La settimana Santa è attraversata nella parrocchia di Castel Viscardo da una serie di riti e tradizioni che si concretizzano dal giovedì Santo sino al Lunedì dell’Angelo. La misticità principia con un particolare allestimento all’altare della Reposizione; i fedeli riportano la “veccia”; piantata il giorno delle Ceneri e fatta crescere al buio (in cantina o sotto qualche recipiente). Sono piante senza la luce (di Dio), albine, che vengono esposte nel luogo in cui sia conserva l’Eucaristia al termine della Messa in Coena Domini. Il Venerdì santo, non si suonano le campane e non vengono celebrati funerali, il mezzogiorno è scandito dal suono delle “raganelle”, le cui particolari vibrazioni portano in giro per il paese l’arrivo del mezzogiorno.

Dal primo pomeriggio inizia l’allestimento della processione. Vengono preparate le statue e le croci luminose, i “simboli”, i paramenti sacri, riordinati e suddivisi i vestiti del Corteo Storico, sparsi i “buzzicchi” sul percorso. È il momento della storica processione, dal 1966 una delle tradizioni più sentite, organizzata dalla locale Pro Loco in collaborazione con la parrocchia della SS.ma Annunziata. Un folclore che abita in tutta la comunità, con il corteo storico che accompagna il “Sepolcro del Cristo Morto”.

Le prime spese registrate per la sua realizzazione risalgono a più di sessanta anni fa (nastri, scarpe, stoffe o scampoli, legno per le spade, lampadine): “La processione pasquale a cui la Pro Loco già si è dedicata nell’anno decorso merita particolare attenzione. Essa va incrementata con nuovi gruppi da inserirsi nello schema già stabilito nell’ultima edizione ed ampliata nei gruppi già esistenti”.

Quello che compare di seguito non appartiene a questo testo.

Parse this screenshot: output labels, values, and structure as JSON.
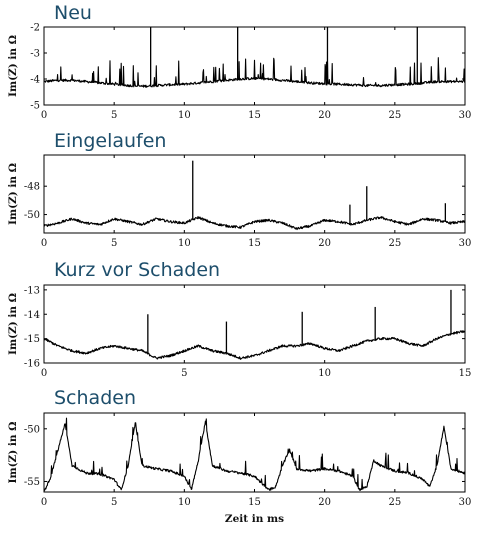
{
  "chart_data": [
    {
      "type": "line",
      "title": "Neu",
      "ylabel": "Im(Z) in Ω",
      "xlim": [
        0,
        30
      ],
      "ylim": [
        -5,
        -2
      ],
      "xticks": [
        "0",
        "5",
        "10",
        "15",
        "20",
        "25",
        "30"
      ],
      "yticks": [
        "-2",
        "-3",
        "-4",
        "-5"
      ],
      "series": [
        {
          "x": [
            0,
            1,
            2,
            3,
            4,
            5,
            6,
            7,
            8,
            9,
            10,
            11,
            12,
            13,
            14,
            15,
            16,
            17,
            18,
            19,
            20,
            21,
            22,
            23,
            24,
            25,
            26,
            27,
            28,
            29,
            30
          ],
          "values": [
            -4.1,
            -4.05,
            -4.05,
            -4.1,
            -4.15,
            -4.2,
            -4.25,
            -4.28,
            -4.25,
            -4.22,
            -4.2,
            -4.15,
            -4.1,
            -4.05,
            -4.0,
            -3.98,
            -4.0,
            -4.05,
            -4.1,
            -4.15,
            -4.18,
            -4.2,
            -4.22,
            -4.25,
            -4.25,
            -4.22,
            -4.2,
            -4.15,
            -4.1,
            -4.1,
            -4.1
          ],
          "peaks_x": [
            7.6,
            13.8,
            20.2,
            26.6
          ],
          "peaks_y": [
            -2.0,
            -2.0,
            -2.0,
            -2.0
          ]
        }
      ]
    },
    {
      "type": "line",
      "title": "Eingelaufen",
      "ylabel": "Im(Z) in Ω",
      "xlim": [
        0,
        30
      ],
      "ylim": [
        -51.3,
        -45.8
      ],
      "xticks": [
        "0",
        "5",
        "10",
        "15",
        "20",
        "25",
        "30"
      ],
      "yticks": [
        "-48",
        "-50"
      ],
      "series": [
        {
          "x": [
            0,
            1,
            2,
            3,
            4,
            5,
            6,
            7,
            8,
            9,
            10,
            11,
            12,
            13,
            14,
            15,
            16,
            17,
            18,
            19,
            20,
            21,
            22,
            23,
            24,
            25,
            26,
            27,
            28,
            29,
            30
          ],
          "values": [
            -50.8,
            -50.6,
            -50.3,
            -50.6,
            -50.7,
            -50.3,
            -50.5,
            -50.7,
            -50.3,
            -50.5,
            -50.6,
            -50.2,
            -50.6,
            -50.8,
            -50.9,
            -50.5,
            -50.4,
            -50.6,
            -51.0,
            -50.8,
            -50.4,
            -50.5,
            -50.7,
            -50.4,
            -50.2,
            -50.5,
            -50.7,
            -50.3,
            -50.4,
            -50.6,
            -50.5
          ],
          "peaks_x": [
            10.6,
            21.8,
            23.0,
            28.6
          ],
          "peaks_y": [
            -46.2,
            -49.3,
            -48.0,
            -49.2
          ]
        }
      ]
    },
    {
      "type": "line",
      "title": "Kurz vor Schaden",
      "ylabel": "Im(Z) in Ω",
      "xlim": [
        0,
        15
      ],
      "ylim": [
        -16,
        -12.8
      ],
      "xticks": [
        "0",
        "5",
        "10",
        "15"
      ],
      "yticks": [
        "-13",
        "-14",
        "-15",
        "-16"
      ],
      "series": [
        {
          "x": [
            0,
            0.5,
            1,
            1.5,
            2,
            2.5,
            3,
            3.5,
            4,
            4.5,
            5,
            5.5,
            6,
            6.5,
            7,
            7.5,
            8,
            8.5,
            9,
            9.5,
            10,
            10.5,
            11,
            11.5,
            12,
            12.5,
            13,
            13.5,
            14,
            14.5,
            15
          ],
          "values": [
            -15.0,
            -15.3,
            -15.5,
            -15.6,
            -15.4,
            -15.3,
            -15.4,
            -15.5,
            -15.8,
            -15.7,
            -15.5,
            -15.3,
            -15.5,
            -15.6,
            -15.8,
            -15.7,
            -15.5,
            -15.3,
            -15.3,
            -15.2,
            -15.4,
            -15.5,
            -15.3,
            -15.1,
            -15.0,
            -15.0,
            -15.2,
            -15.3,
            -15.0,
            -14.8,
            -14.7
          ],
          "peaks_x": [
            3.7,
            6.5,
            9.2,
            11.8,
            14.5
          ],
          "peaks_y": [
            -14.0,
            -14.3,
            -13.9,
            -13.7,
            -13.0
          ]
        }
      ]
    },
    {
      "type": "line",
      "title": "Schaden",
      "ylabel": "Im(Z) in Ω",
      "xlabel": "Zeit in ms",
      "xlim": [
        0,
        30
      ],
      "ylim": [
        -56,
        -48.5
      ],
      "xticks": [
        "0",
        "5",
        "10",
        "15",
        "20",
        "25",
        "30"
      ],
      "yticks": [
        "-50",
        "-55"
      ],
      "series": [
        {
          "x": [
            0,
            0.5,
            1,
            1.5,
            2,
            3,
            4,
            5,
            5.5,
            6,
            6.5,
            7,
            8,
            9,
            10,
            10.5,
            11,
            11.5,
            12,
            13,
            14,
            15,
            16,
            16.5,
            17,
            17.5,
            18,
            19,
            20,
            21,
            22,
            22.5,
            23,
            23.5,
            24,
            25,
            26,
            27,
            27.5,
            28,
            28.5,
            29,
            30
          ],
          "values": [
            -56.0,
            -54.5,
            -52.0,
            -49.5,
            -53.5,
            -54.2,
            -54.3,
            -54.8,
            -55.8,
            -53.5,
            -49.5,
            -53.5,
            -53.8,
            -54.0,
            -54.5,
            -55.8,
            -53.0,
            -49.3,
            -53.5,
            -54.0,
            -54.2,
            -54.5,
            -55.8,
            -55.5,
            -53.5,
            -52.0,
            -53.8,
            -54.0,
            -53.8,
            -54.0,
            -54.5,
            -55.8,
            -55.5,
            -53.0,
            -53.5,
            -54.0,
            -54.2,
            -54.8,
            -55.5,
            -53.5,
            -49.8,
            -53.8,
            -54.2
          ]
        }
      ]
    }
  ]
}
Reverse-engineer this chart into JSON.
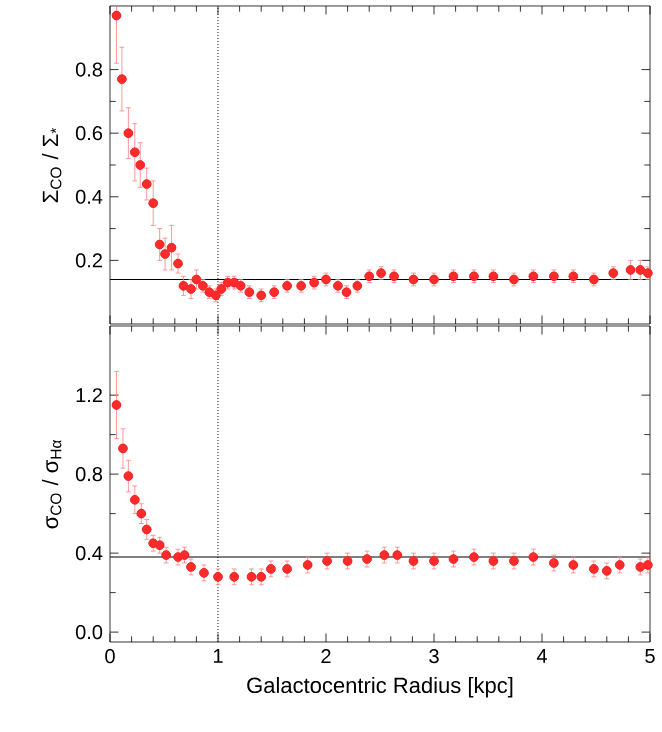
{
  "chart_data": [
    {
      "type": "scatter",
      "ylabel": "Σ$_{CO}$ / Σ$_{*}$",
      "xlim": [
        0,
        5
      ],
      "ylim": [
        0,
        1
      ],
      "xticks": [
        0,
        1,
        2,
        3,
        4,
        5
      ],
      "yticks": [
        0.2,
        0.4,
        0.6,
        0.8
      ],
      "tick_labels": "y",
      "marker": "circle",
      "ref_lines": [
        {
          "axis": "y",
          "value": 0.14,
          "color": "#000000",
          "line_style": "solid"
        },
        {
          "axis": "x",
          "value": 1,
          "color": "#000000",
          "line_style": "dotted"
        }
      ],
      "series": [
        {
          "color": "#ff2a2a",
          "x": [
            0.06,
            0.11,
            0.17,
            0.23,
            0.28,
            0.34,
            0.4,
            0.46,
            0.51,
            0.57,
            0.63,
            0.68,
            0.75,
            0.8,
            0.86,
            0.92,
            0.98,
            1.03,
            1.09,
            1.15,
            1.21,
            1.29,
            1.4,
            1.52,
            1.64,
            1.77,
            1.89,
            2.0,
            2.11,
            2.19,
            2.29,
            2.4,
            2.51,
            2.63,
            2.81,
            3.0,
            3.18,
            3.37,
            3.55,
            3.74,
            3.92,
            4.11,
            4.29,
            4.48,
            4.66,
            4.82,
            4.91,
            4.98
          ],
          "values": [
            0.97,
            0.77,
            0.6,
            0.54,
            0.5,
            0.44,
            0.38,
            0.25,
            0.22,
            0.24,
            0.19,
            0.12,
            0.11,
            0.14,
            0.12,
            0.1,
            0.09,
            0.11,
            0.13,
            0.13,
            0.12,
            0.1,
            0.09,
            0.1,
            0.12,
            0.12,
            0.13,
            0.14,
            0.12,
            0.1,
            0.12,
            0.15,
            0.16,
            0.15,
            0.14,
            0.14,
            0.15,
            0.15,
            0.15,
            0.14,
            0.15,
            0.15,
            0.15,
            0.14,
            0.16,
            0.17,
            0.17,
            0.16
          ],
          "errors": [
            0.15,
            0.1,
            0.08,
            0.09,
            0.07,
            0.05,
            0.07,
            0.05,
            0.05,
            0.07,
            0.03,
            0.03,
            0.03,
            0.03,
            0.02,
            0.02,
            0.02,
            0.02,
            0.02,
            0.02,
            0.02,
            0.02,
            0.02,
            0.02,
            0.02,
            0.02,
            0.02,
            0.02,
            0.02,
            0.02,
            0.02,
            0.02,
            0.02,
            0.02,
            0.02,
            0.02,
            0.02,
            0.02,
            0.02,
            0.02,
            0.02,
            0.02,
            0.02,
            0.02,
            0.02,
            0.03,
            0.03,
            0.02
          ]
        }
      ]
    },
    {
      "type": "scatter",
      "xlabel": "Galactocentric Radius [kpc]",
      "ylabel": "σ$_{CO}$ / σ$_{Hα}$",
      "xlim": [
        0,
        5
      ],
      "ylim": [
        -0.05,
        1.55
      ],
      "xticks": [
        0,
        1,
        2,
        3,
        4,
        5
      ],
      "yticks": [
        {
          "value": 0,
          "label": "0.0"
        },
        0.4,
        0.8,
        1.2
      ],
      "marker": "circle",
      "ref_lines": [
        {
          "axis": "y",
          "value": 0.38,
          "color": "#000000",
          "line_style": "solid"
        },
        {
          "axis": "x",
          "value": 1,
          "color": "#000000",
          "line_style": "dotted"
        }
      ],
      "series": [
        {
          "color": "#ff2a2a",
          "x": [
            0.06,
            0.12,
            0.17,
            0.23,
            0.29,
            0.34,
            0.4,
            0.46,
            0.52,
            0.63,
            0.69,
            0.75,
            0.87,
            1.0,
            1.15,
            1.31,
            1.4,
            1.49,
            1.64,
            1.83,
            2.01,
            2.2,
            2.38,
            2.54,
            2.66,
            2.81,
            3.0,
            3.18,
            3.37,
            3.55,
            3.74,
            3.92,
            4.11,
            4.29,
            4.48,
            4.6,
            4.72,
            4.91,
            4.98
          ],
          "values": [
            1.15,
            0.93,
            0.79,
            0.67,
            0.6,
            0.52,
            0.45,
            0.44,
            0.39,
            0.38,
            0.39,
            0.33,
            0.3,
            0.28,
            0.28,
            0.28,
            0.28,
            0.32,
            0.32,
            0.34,
            0.36,
            0.36,
            0.37,
            0.39,
            0.39,
            0.36,
            0.36,
            0.37,
            0.38,
            0.36,
            0.36,
            0.38,
            0.35,
            0.34,
            0.32,
            0.31,
            0.34,
            0.33,
            0.34
          ],
          "errors": [
            0.17,
            0.1,
            0.08,
            0.07,
            0.05,
            0.05,
            0.04,
            0.04,
            0.04,
            0.04,
            0.04,
            0.04,
            0.04,
            0.04,
            0.04,
            0.04,
            0.04,
            0.04,
            0.04,
            0.04,
            0.04,
            0.04,
            0.04,
            0.04,
            0.04,
            0.04,
            0.04,
            0.04,
            0.04,
            0.04,
            0.04,
            0.04,
            0.04,
            0.04,
            0.04,
            0.04,
            0.04,
            0.04,
            0.04
          ]
        }
      ]
    }
  ]
}
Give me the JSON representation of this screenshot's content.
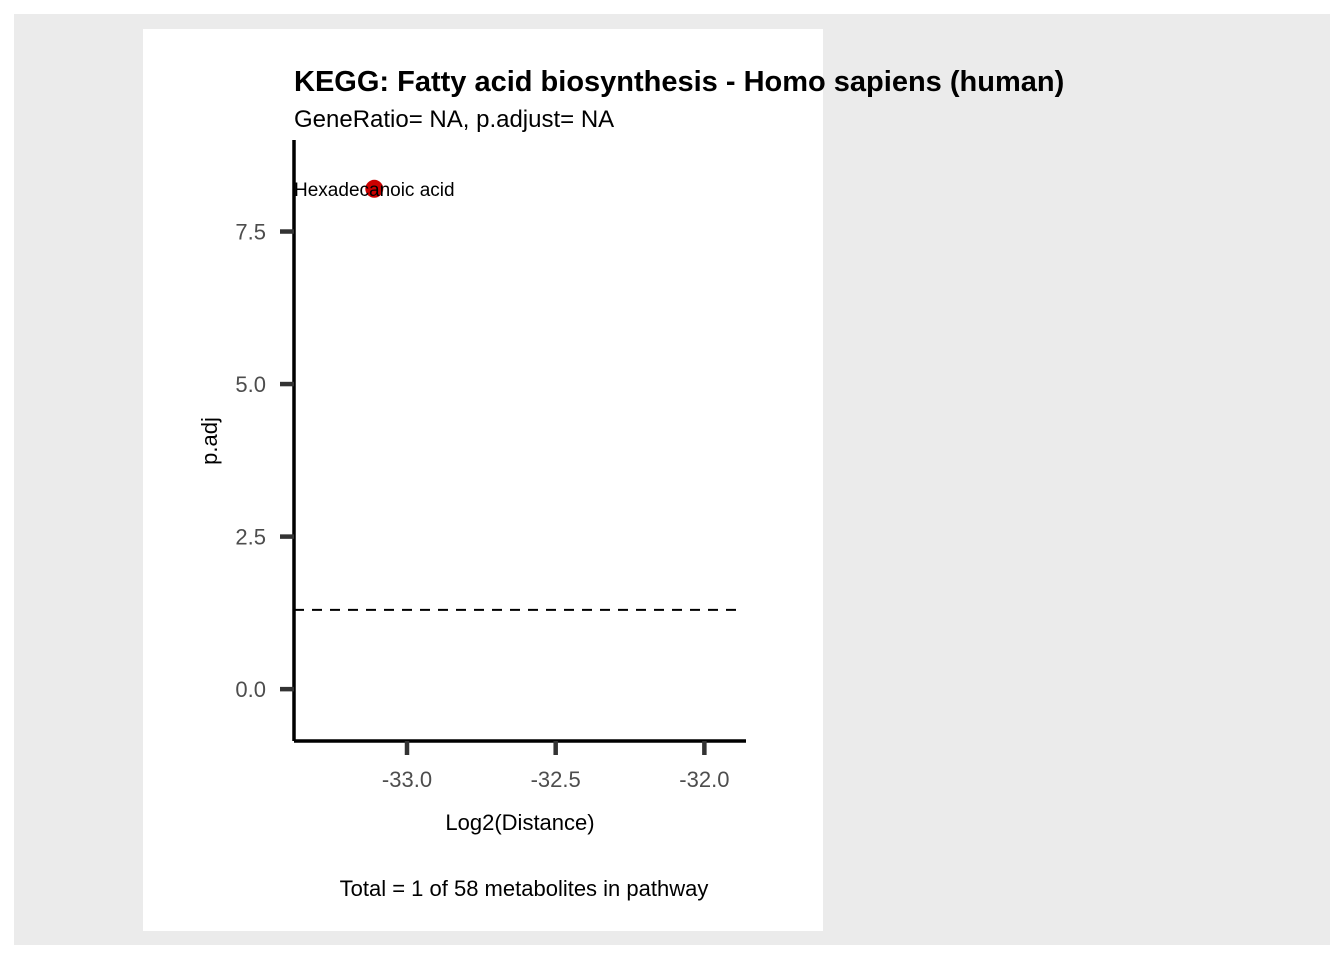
{
  "chart_data": {
    "type": "scatter",
    "title": "KEGG: Fatty acid biosynthesis - Homo sapiens (human)",
    "subtitle": "GeneRatio= NA, p.adjust= NA",
    "xlabel": "Log2(Distance)",
    "ylabel": "p.adj",
    "caption": "Total = 1 of 58 metabolites in pathway",
    "xlim": [
      -33.38,
      -31.86
    ],
    "ylim": [
      -0.85,
      9.0
    ],
    "x_ticks": [
      -33.0,
      -32.5,
      -32.0
    ],
    "x_tick_labels": [
      "-33.0",
      "-32.5",
      "-32.0"
    ],
    "y_ticks": [
      0.0,
      2.5,
      5.0,
      7.5
    ],
    "y_tick_labels": [
      "0.0",
      "2.5",
      "5.0",
      "7.5"
    ],
    "reference_line": {
      "y": 1.3,
      "style": "dashed",
      "color": "#000000"
    },
    "points": [
      {
        "x": -33.11,
        "y": 8.2,
        "label": "Hexadecanoic acid",
        "color": "#cc0000"
      }
    ],
    "grid": false,
    "colors": {
      "outer_background": "#ebebeb",
      "panel_background": "#ffffff",
      "point": "#cc0000",
      "axis": "#000000",
      "tick": "#333333",
      "tick_label": "#4d4d4d"
    }
  }
}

I costumi erano completati nel 1971. Dopo la lettura della Passione, il corteo in costume sfila all’interno della chiesa, per poi uscire in paese con diversi figuranti: soldati romani con il centurione, gli apostoli, Gesù e i ladroni, le Marie, la Veronica e le pie donne, i portatori con le statue dell’Addolorata e del Sepolcro, i bambini del Catechismo con i simboli della Passione, tre croci luminose, la croce del Calvario e torcieri. Il paese è al buio, la luce è data dai soli buzzichi (fiaccole artigianali) posti a terra; il sottofondo, cupo, è accompagnato dal Complesso Bandistico G. Verdi.

Al rientro, si celebra il canto della “Desolata” (ispirato allo stabat mater, un brano suggestivo elevato dal coro delle donne e dalla solista che copre il volto con la veletta nera e indossa lo scialle nero) e il bacio della Croce con una sentita partecipazione. Il Sabato visita al Sepolcro e confessioni; nel primo pomeriggio sono benedetti i dolci e simboli pasquali: le uova sode, le torte (dolci o al formaggio), il galletto e palombella (a forma di bambolina), dolci “poveri” con uova, farina, latte e burro. Il giorno di Pasqua è il momento della celebre colazione a base di capocollo, uova e coratella di agnello. Le tradizioni si concludono con la benedizione delle auto, mezzi agricoli e altri in generale (che sarà organizzata quest’anno la domenica successiva a Pasqua) al Parco del Pinaro.